Although Mr Campbell had been in post since February 2006, no role was forthcoming in the region's new LHB, which replaces the organisation.

Instead, London-based healthcare director David Sissling was offered the post as the LHB's new chief executive, while Mr Campbell did not even make the Assembly-compiled shortlist.

The current situation is said to have led Mr Campbell to consult his solicitors. But the acting chief executive has refused to be drawn over the claims.

A senior health worker in Swansea said: "I understand that Mr Campbell is seeing his solicitors over the situation with his job, because he thinks he's being made redundant.

"We were told in June that he would not be working at the trust for much longer and that in the first few weeks of early June or July he would be gone."

Clinical directors at the trust criticised Assembly Health Minister Edwina Hart's office in April for failing to include him in the shortlisting process for the top job.

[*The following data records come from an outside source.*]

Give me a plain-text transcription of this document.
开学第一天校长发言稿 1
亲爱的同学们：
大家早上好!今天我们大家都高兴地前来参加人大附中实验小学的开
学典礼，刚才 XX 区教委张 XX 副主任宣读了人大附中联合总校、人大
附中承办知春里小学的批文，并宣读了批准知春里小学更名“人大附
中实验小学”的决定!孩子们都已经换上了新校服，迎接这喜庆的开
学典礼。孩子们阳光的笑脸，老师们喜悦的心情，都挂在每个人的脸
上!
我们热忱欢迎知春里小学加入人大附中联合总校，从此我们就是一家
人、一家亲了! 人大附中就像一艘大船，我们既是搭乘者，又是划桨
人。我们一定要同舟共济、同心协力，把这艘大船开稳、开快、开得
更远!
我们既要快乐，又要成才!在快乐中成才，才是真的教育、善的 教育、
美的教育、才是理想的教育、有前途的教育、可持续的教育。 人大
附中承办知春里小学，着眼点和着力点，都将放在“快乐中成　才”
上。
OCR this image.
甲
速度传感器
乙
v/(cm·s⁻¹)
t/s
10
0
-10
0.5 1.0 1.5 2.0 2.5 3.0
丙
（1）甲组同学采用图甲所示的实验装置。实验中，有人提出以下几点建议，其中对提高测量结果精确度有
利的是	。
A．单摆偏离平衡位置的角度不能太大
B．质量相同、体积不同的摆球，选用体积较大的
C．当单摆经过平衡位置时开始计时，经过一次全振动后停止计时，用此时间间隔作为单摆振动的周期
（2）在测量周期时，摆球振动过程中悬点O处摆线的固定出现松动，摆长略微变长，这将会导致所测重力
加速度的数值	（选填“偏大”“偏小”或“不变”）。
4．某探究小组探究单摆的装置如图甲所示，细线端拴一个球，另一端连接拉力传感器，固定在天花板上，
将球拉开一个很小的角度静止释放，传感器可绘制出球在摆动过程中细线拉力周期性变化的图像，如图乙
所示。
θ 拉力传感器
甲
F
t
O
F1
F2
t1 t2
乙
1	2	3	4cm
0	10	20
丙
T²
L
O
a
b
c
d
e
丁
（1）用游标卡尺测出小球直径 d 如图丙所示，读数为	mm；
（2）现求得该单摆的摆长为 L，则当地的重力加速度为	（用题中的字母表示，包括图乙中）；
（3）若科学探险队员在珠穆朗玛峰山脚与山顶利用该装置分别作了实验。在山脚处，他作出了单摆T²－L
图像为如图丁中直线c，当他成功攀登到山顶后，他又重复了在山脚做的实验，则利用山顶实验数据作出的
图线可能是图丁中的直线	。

They said Mr Campbell should have been made boss of the new LHB, which will also replace the existing local health board.

The body, which will become fully operational by October, will be one of seven integrated organisations which will replace the 22 local health boards and seven NHS trusts currently in place.

A letter seen by the Evening Post, supported by the 12 clinical directors, labelled the selection process as "fundamentally flawed and unjust".

In a joint statement, at the time, they said: "We had expected that the appointment process would be designed to identify the most capable and experienced candidates; those who have a proven track record of delivering results and of effective clinical engagement.

"The fact that our acting chief executive Calum Campbell has not been shortlisted yet, suggests to us that the process is fundamentally flawed and unjust and is, therefore, unacceptable."

They said Mr Campbell, who was initially appointed to the former Swansea NHS Trust in February 2006 as operations manager, had helped turn the failing trust around after stepping up to the role of acting chief executive.

At the time, the Assembly said the short-listing and appointment process had been rigorous and involved the chairs designate of all LHBs.

An Assembly spokesman did not have any comment to offer on the claims. ABM NHS Trust also declined to comment.